The agency also finalized values for the new CPT® moderate sedation codes (99151-99157) and adopted a uniform methodology for valuation for those codes that currently include moderate sedation as a part of the procedure. Along the same line, CMS is adding an endoscopy-specific moderate sedation code (G0500).

There are also several new codes for those services you provide using telehealth:

  • End-stage renal disease (ESRD)-related services for dialysis (90967)
  • Advanced care planning services (99497-99498)
  • Critical care consultations (these use new codes G0508-G0509).

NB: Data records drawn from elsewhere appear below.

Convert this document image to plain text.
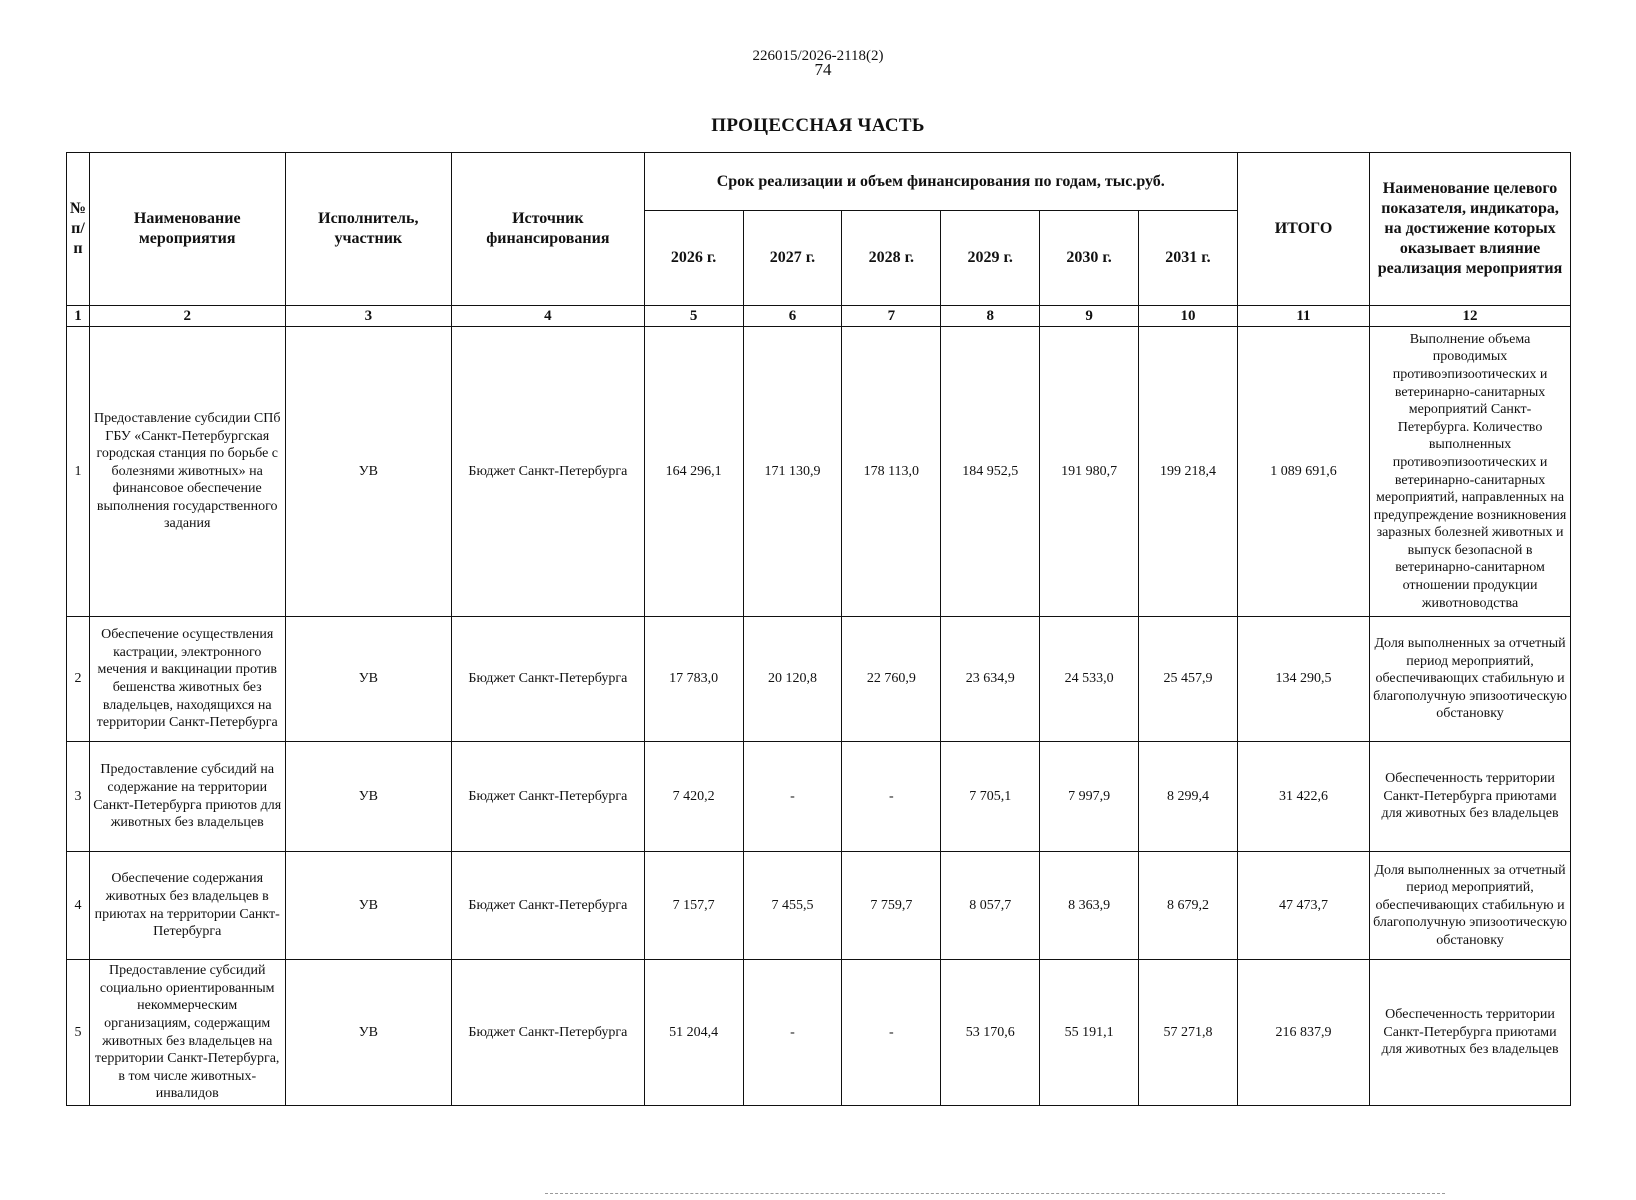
226015/2026-2118(2)
74
ПРОЦЕССНАЯ ЧАСТЬ
№ п/п	Наименование мероприятия	Исполнитель, участник	Источник финансирования	Срок реализации и объем финансирования по годам, тыс.руб.						ИТОГО	Наименование целевого показателя, индикатора, на достижение которых оказывает влияние реализация мероприятия
				2026 г.	2027 г.	2028 г.	2029 г.	2030 г.	2031 г.		
1	2	3	4	5	6	7	8	9	10	11	12
1	Предоставление субсидии СПб ГБУ «Санкт-Петербургская городская станция по борьбе с болезнями животных» на финансовое обеспечение выполнения государственного задания	УВ	Бюджет Санкт-Петербурга	164 296,1	171 130,9	178 113,0	184 952,5	191 980,7	199 218,4	1 089 691,6	Выполнение объема проводимых противоэпизоотических и ветеринарно-санитарных мероприятий Санкт-Петербурга. Количество выполненных противоэпизоотических и ветеринарно-санитарных мероприятий, направленных на предупреждение возникновения заразных болезней животных и выпуск безопасной в ветеринарно-санитарном отношении продукции животноводства
2	Обеспечение осуществления кастрации, электронного мечения и вакцинации против бешенства животных без владельцев, находящихся на территории Санкт-Петербурга	УВ	Бюджет Санкт-Петербурга	17 783,0	20 120,8	22 760,9	23 634,9	24 533,0	25 457,9	134 290,5	Доля выполненных за отчетный период мероприятий, обеспечивающих стабильную и благополучную эпизоотическую обстановку
3	Предоставление субсидий на содержание на территории Санкт-Петербурга приютов для животных без владельцев	УВ	Бюджет Санкт-Петербурга	7 420,2	-	-	7 705,1	7 997,9	8 299,4	31 422,6	Обеспеченность территории Санкт-Петербурга приютами для животных без владельцев
4	Обеспечение содержания животных без владельцев в приютах на территории Санкт-Петербурга	УВ	Бюджет Санкт-Петербурга	7 157,7	7 455,5	7 759,7	8 057,7	8 363,9	8 679,2	47 473,7	Доля выполненных за отчетный период мероприятий, обеспечивающих стабильную и благополучную эпизоотическую обстановку
5	Предоставление субсидий социально ориентированным некоммерческим организациям, содержащим животных без владельцев на территории Санкт-Петербурга, в том числе животных-инвалидов	УВ	Бюджет Санкт-Петербурга	51 204,4	-	-	53 170,6	55 191,1	57 271,8	216 837,9	Обеспеченность территории Санкт-Петербурга приютами для животных без владельцев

CMS also finalized how you will use a new place of service (POS) code (02) that has been specifically designed to report any services provided through telehealth. But this new POS code will not mean that you can bypass modifiers GT and GQ, which certify that a service meets the telehealth requirements. You will still have to use these modifiers when you report telehealth services.